For sure the next few decades will be a battle for innovation. just think about the motivation the governing agencies have to get rid of road traffic. Huge amounts of public funds goes into roads and infrastructure. I think its 5th on the list of local spending. It would seem like it would relieve some public spending. Nothing to maintain in the air.

Really though for Tesla it would cannibalize the work they have done for so long. If an innovation came along that had the energy density to make flying vehicles useful for daily transport and safe and legal, you wouldn't buy a car with wheels. Maybe you would for heavier loads. If I opened up Teslas website right now and the Model F was available as a flying car for $200k and it was legal. I would buy it and move to some cool cabin or ranch and fly my butt to the city to work every day in a heartbeat.

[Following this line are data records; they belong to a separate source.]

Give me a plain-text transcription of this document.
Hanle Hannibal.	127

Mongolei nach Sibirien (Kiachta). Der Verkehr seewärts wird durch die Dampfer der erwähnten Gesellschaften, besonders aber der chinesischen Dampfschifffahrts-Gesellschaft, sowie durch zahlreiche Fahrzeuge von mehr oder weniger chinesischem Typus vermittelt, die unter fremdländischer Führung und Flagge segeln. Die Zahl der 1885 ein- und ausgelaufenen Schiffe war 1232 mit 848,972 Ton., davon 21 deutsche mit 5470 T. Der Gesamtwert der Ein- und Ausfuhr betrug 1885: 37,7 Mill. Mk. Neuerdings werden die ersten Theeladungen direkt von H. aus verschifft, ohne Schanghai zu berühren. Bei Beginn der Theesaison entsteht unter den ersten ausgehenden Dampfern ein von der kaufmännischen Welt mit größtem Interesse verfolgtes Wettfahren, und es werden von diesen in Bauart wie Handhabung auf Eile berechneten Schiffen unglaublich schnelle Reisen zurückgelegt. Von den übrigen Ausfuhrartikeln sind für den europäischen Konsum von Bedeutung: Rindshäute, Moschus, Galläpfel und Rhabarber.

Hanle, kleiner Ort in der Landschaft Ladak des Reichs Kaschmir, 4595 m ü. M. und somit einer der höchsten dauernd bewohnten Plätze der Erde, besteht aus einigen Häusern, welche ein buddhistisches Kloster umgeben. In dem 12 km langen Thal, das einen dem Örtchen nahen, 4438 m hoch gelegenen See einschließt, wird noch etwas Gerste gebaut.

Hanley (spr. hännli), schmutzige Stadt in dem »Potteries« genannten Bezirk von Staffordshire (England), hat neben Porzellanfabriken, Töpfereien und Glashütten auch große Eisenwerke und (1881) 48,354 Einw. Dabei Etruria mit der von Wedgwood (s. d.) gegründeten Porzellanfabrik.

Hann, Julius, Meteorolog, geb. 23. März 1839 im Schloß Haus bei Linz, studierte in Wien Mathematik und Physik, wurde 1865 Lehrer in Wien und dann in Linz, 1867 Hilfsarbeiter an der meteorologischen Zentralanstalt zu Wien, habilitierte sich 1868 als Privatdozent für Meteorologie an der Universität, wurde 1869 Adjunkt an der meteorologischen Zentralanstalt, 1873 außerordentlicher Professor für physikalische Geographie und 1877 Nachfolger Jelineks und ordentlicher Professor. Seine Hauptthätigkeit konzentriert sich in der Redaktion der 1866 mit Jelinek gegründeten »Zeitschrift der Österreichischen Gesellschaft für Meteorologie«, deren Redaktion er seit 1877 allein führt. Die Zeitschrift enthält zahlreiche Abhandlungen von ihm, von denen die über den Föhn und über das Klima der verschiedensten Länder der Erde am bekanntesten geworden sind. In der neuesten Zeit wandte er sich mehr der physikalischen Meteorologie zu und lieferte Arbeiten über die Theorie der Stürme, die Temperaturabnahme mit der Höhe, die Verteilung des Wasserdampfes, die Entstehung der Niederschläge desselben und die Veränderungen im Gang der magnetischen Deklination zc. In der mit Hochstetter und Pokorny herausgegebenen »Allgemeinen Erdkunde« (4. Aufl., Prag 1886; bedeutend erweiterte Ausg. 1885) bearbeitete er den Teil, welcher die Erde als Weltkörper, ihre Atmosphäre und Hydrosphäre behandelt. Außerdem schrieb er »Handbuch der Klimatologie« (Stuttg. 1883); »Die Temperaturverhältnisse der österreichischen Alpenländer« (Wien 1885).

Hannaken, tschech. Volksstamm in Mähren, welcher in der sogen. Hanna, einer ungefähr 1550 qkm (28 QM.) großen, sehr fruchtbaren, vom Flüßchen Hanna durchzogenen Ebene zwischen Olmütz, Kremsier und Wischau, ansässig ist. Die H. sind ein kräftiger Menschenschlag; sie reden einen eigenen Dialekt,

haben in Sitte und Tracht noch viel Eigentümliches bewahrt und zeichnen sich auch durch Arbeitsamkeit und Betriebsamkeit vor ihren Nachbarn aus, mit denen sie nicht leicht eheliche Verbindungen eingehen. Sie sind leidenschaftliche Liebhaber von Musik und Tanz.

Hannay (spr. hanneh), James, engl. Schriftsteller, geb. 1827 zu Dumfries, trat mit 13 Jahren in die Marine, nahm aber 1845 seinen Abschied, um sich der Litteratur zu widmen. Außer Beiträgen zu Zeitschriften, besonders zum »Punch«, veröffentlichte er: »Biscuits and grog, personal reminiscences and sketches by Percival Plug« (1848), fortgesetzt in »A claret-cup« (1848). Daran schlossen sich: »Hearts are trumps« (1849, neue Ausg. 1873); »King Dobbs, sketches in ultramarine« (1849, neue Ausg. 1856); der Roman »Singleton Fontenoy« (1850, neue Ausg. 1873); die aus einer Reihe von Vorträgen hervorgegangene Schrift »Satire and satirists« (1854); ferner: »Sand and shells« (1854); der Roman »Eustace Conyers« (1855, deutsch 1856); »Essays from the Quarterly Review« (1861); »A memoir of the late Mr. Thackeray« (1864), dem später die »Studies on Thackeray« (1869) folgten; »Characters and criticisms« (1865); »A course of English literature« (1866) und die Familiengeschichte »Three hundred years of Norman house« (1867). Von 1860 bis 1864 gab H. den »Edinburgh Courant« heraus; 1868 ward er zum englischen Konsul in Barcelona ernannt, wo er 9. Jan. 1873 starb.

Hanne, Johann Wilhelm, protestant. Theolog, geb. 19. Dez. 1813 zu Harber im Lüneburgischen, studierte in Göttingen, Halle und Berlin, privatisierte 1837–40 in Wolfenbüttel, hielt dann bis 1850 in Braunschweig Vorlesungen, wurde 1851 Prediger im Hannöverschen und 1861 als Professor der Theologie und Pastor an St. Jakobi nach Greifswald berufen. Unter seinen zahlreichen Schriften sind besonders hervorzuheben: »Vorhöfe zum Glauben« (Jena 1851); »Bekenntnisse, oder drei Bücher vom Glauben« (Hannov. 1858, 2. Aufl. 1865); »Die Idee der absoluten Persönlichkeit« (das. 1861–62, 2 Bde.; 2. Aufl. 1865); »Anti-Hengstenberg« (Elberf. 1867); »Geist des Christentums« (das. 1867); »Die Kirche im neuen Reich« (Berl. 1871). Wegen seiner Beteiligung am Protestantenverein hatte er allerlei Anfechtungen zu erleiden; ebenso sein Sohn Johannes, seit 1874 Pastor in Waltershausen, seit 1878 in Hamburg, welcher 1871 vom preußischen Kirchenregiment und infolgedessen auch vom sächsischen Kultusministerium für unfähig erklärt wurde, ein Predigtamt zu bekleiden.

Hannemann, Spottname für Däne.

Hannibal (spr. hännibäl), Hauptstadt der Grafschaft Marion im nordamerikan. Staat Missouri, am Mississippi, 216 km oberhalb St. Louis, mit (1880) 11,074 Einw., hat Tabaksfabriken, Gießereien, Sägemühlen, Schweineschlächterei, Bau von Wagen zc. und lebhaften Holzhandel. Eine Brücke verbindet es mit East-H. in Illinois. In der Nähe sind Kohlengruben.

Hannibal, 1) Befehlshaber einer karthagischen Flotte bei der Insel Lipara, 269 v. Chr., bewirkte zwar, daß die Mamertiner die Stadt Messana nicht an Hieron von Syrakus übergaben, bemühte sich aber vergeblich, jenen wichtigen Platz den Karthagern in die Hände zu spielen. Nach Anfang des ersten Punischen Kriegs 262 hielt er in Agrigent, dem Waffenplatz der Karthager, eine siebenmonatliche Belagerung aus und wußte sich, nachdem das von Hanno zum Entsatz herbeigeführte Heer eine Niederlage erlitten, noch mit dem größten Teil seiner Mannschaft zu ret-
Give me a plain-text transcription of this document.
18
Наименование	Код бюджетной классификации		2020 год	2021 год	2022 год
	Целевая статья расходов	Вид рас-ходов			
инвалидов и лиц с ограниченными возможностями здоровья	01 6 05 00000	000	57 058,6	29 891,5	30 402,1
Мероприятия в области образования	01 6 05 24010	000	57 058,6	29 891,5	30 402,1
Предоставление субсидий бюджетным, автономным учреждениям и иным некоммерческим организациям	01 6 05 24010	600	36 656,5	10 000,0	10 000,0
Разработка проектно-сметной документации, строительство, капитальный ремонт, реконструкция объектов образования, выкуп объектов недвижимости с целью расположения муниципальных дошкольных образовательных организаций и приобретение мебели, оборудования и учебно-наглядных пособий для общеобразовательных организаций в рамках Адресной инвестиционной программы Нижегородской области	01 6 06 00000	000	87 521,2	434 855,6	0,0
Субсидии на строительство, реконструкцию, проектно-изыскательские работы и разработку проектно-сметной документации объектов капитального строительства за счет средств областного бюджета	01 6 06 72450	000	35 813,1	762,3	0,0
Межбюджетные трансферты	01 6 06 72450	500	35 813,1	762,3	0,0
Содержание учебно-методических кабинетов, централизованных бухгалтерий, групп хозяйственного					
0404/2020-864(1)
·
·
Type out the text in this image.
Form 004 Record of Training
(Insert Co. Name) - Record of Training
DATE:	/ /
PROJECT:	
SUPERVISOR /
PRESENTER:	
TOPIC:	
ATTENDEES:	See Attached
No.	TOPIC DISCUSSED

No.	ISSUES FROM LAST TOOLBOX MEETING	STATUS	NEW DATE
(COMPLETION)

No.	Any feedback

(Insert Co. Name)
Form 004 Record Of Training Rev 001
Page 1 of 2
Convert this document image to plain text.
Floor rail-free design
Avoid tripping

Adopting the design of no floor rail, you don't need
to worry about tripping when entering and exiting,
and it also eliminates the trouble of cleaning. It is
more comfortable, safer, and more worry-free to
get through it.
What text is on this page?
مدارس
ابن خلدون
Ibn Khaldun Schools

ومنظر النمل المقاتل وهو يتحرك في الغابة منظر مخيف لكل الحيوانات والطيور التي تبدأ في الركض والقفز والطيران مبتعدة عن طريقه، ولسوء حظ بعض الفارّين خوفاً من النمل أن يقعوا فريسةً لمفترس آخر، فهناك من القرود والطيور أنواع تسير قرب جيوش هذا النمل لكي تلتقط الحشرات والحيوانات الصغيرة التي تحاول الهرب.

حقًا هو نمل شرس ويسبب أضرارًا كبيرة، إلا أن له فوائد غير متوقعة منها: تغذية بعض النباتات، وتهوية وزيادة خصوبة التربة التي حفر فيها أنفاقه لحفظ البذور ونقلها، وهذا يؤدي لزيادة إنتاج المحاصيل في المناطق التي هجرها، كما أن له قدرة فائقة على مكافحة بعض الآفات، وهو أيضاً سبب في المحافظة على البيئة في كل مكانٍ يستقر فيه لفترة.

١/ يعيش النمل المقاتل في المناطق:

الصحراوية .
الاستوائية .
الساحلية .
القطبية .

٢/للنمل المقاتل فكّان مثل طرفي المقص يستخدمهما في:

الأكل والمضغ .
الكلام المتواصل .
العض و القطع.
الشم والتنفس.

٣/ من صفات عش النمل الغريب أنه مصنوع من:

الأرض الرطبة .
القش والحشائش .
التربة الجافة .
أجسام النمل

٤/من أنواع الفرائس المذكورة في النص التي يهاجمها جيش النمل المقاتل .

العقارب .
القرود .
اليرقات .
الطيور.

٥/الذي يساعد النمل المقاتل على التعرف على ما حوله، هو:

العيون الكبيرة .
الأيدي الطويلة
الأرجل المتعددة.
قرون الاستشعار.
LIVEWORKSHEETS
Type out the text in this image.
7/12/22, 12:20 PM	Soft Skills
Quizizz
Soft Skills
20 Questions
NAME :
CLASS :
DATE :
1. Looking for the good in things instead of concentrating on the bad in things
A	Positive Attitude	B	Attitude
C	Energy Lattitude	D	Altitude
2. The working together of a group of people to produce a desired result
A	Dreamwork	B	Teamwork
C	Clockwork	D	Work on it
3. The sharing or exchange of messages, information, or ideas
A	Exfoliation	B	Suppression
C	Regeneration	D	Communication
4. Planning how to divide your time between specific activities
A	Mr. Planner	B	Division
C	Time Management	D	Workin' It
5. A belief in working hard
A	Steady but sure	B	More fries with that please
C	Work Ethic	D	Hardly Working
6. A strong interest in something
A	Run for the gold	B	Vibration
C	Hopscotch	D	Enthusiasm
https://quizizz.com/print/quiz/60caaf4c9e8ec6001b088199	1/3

There are some really innovative parking technologies out there that will pair perfectly with this type of flying car. I am working with one right now that uses automated skateboard type robot lifts and picks up the car at the valet and takes it into a high density parking structure and stacks the cars closely so you can increase the vehicles you get in a structure by about 50%. That kind of tech allows flying cars to immediately integrate with existing parking since you can land and the automated robots just picks up your vehicle and parks it for you. No need to be able to roll on the ground.
Check out Archer Aviation. They have an air taxi and a joint effort with United Airlines.